DRIVING UNDER THE INFLUENCE
Client was a college student, worried about the collateral consequences of an alcohol offense. After negotiation and review of the traffic stop, the case was dismissed. Client received no criminal conviction. The charge was later expunged and deleted from client’s record.
DRIVING WHILE INTOXICATED .15+
Client was involved in minor accident. Client was at fault in accident. A young executive, client was concerned that a criminal conviction for DWI would result in termination. After review of the traffic stop, it was clear the officer lacked probable cause for arrest. State eventually dismissed DWI charge. Client received no criminal conviction.
Client, a military veteran, was facing up to one year in jail. State could not prove intoxication by alcohol, and was prepared to proceed on loss of use by marijuana. After challenging the State to prove that marijuana was ingested at or near time of driving, and that marijuana impaired client’s driving, the State dismissed the case on the day of trial.

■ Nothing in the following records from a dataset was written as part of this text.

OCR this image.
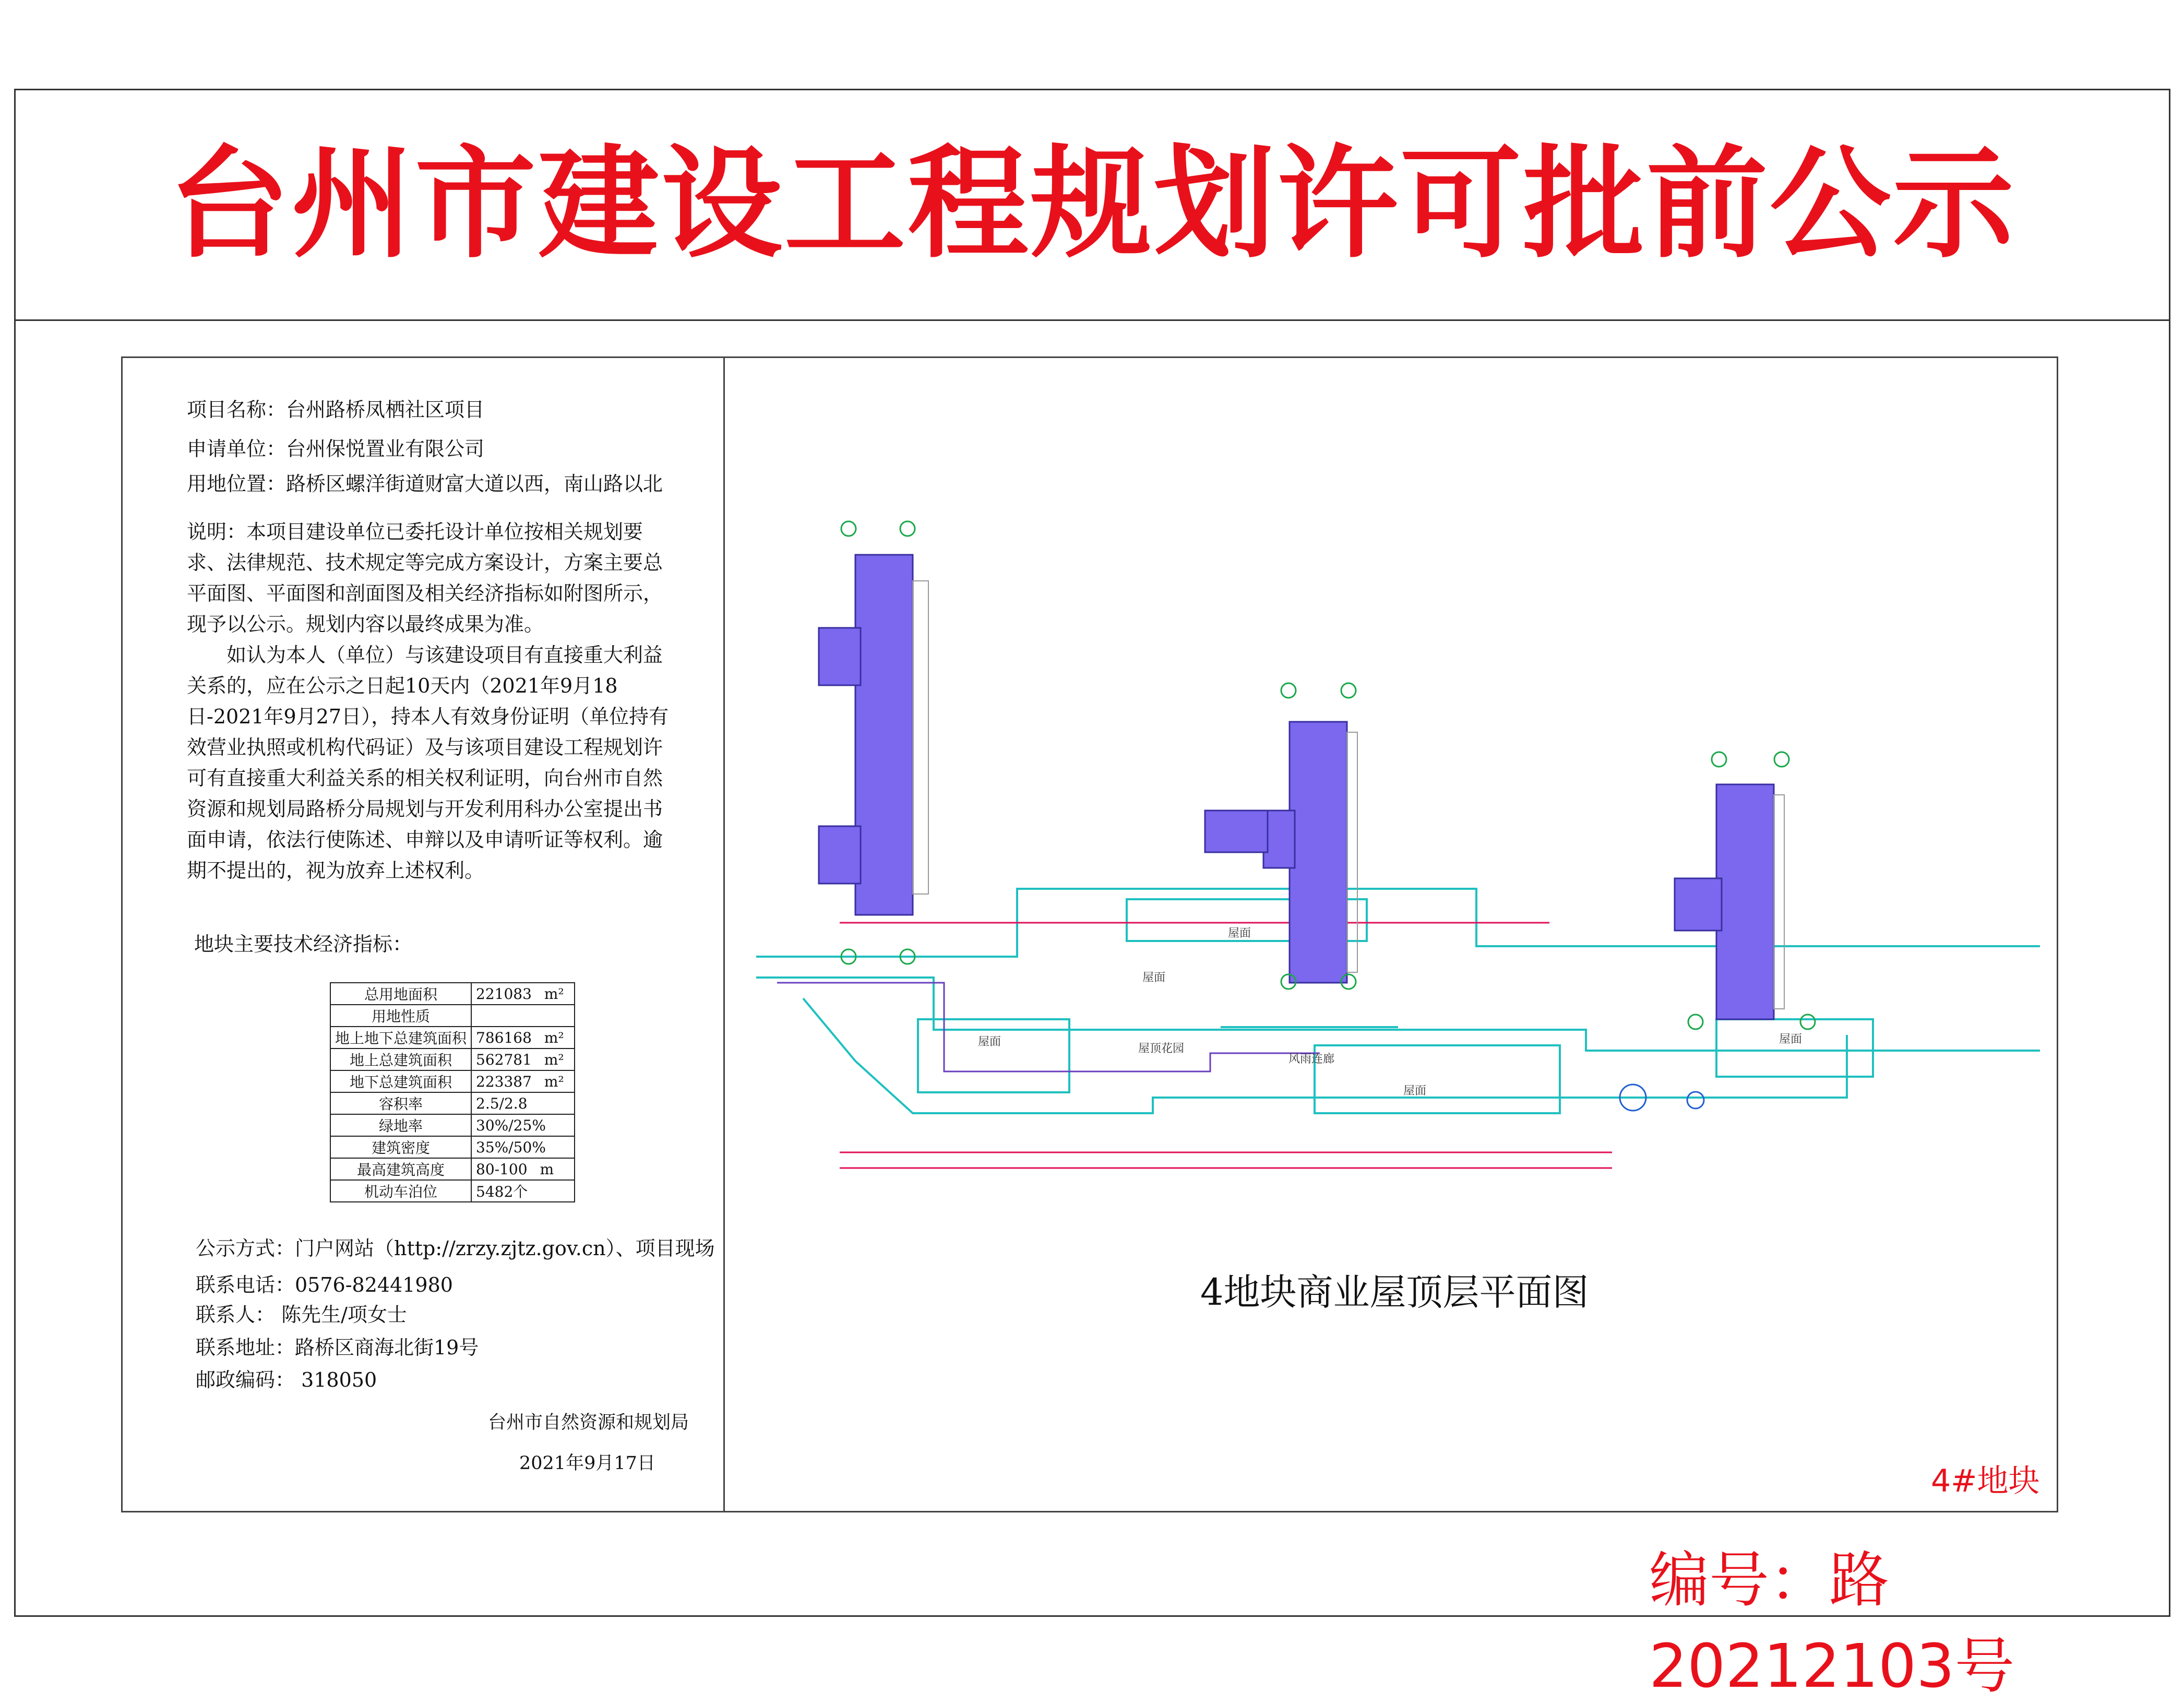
台州市建设工程规划许可批前公示
项目名称：台州路桥凤栖社区项目
申请单位：台州保悦置业有限公司
用地位置：路桥区螺洋街道财富大道以西，南山路以北

说明：本项目建设单位已委托设计单位按相关规划要求、法律规范、技术规定等完成方案设计，方案主要总平面图、平面图和剖面图及相关经济指标如附图所示，现予以公示。规划内容以最终成果为准。

如认为本人（单位）与该建设项目有直接重大利益关系的，应在公示之日起10天内（2021年9月18日-2021年9月27日），持本人有效身份证明（单位持有效营业执照或机构代码证）及与该项目建设工程规划许可有直接重大利益关系的相关权利证明，向台州市自然资源和规划局路桥分局规划与开发利用科办公室提出书面申请，依法行使陈述、申辩以及申请听证等权利。逾期不提出的，视为放弃上述权利。

地块主要技术经济指标：
总用地面积	221083 m²
用地性质	
地上地下总建筑面积	786168 m²
地上总建筑面积	562781 m²
地下总建筑面积	223387 m²
容积率	2.5/2.8
绿地率	30%/25%
建筑密度	35%/50%
最高建筑高度	80-100 m
机动车泊位	5482个
公示方式：门户网站（http://zrzy.zjtz.gov.cn）、项目现场
联系电话：0576-82441980
联系人： 陈先生/项女士
联系地址：路桥区商海北街19号
邮政编码： 318050
台州市自然资源和规划局
2021年9月17日
屋面
屋面
屋面
屋面
屋面
屋顶花园
风雨连廊
4地块商业屋顶层平面图
4#地块
编号：路20212103号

DRIVING UNDER THE INFLUENCE
Driving facts involved a false claim by police that taillight was out. After challenging the reasonable suspicion for the traffic stop, the State was forced to dismiss the case when video did not match police report. Client has since expunged arrest, and has no criminal record.
DRIVING UNDER THE INFLUENCE
Client is a public school teacher and faced immediate termination upon conviction. The facts of the case were bad. State was unwilling to budge in negotiation, and matter was set for trial – the last shot at avoiding a conviction and preserving client’s livelihood. State was forced to dismiss on day of trial. Client has no criminal record, and has since expunged the DWI arrest.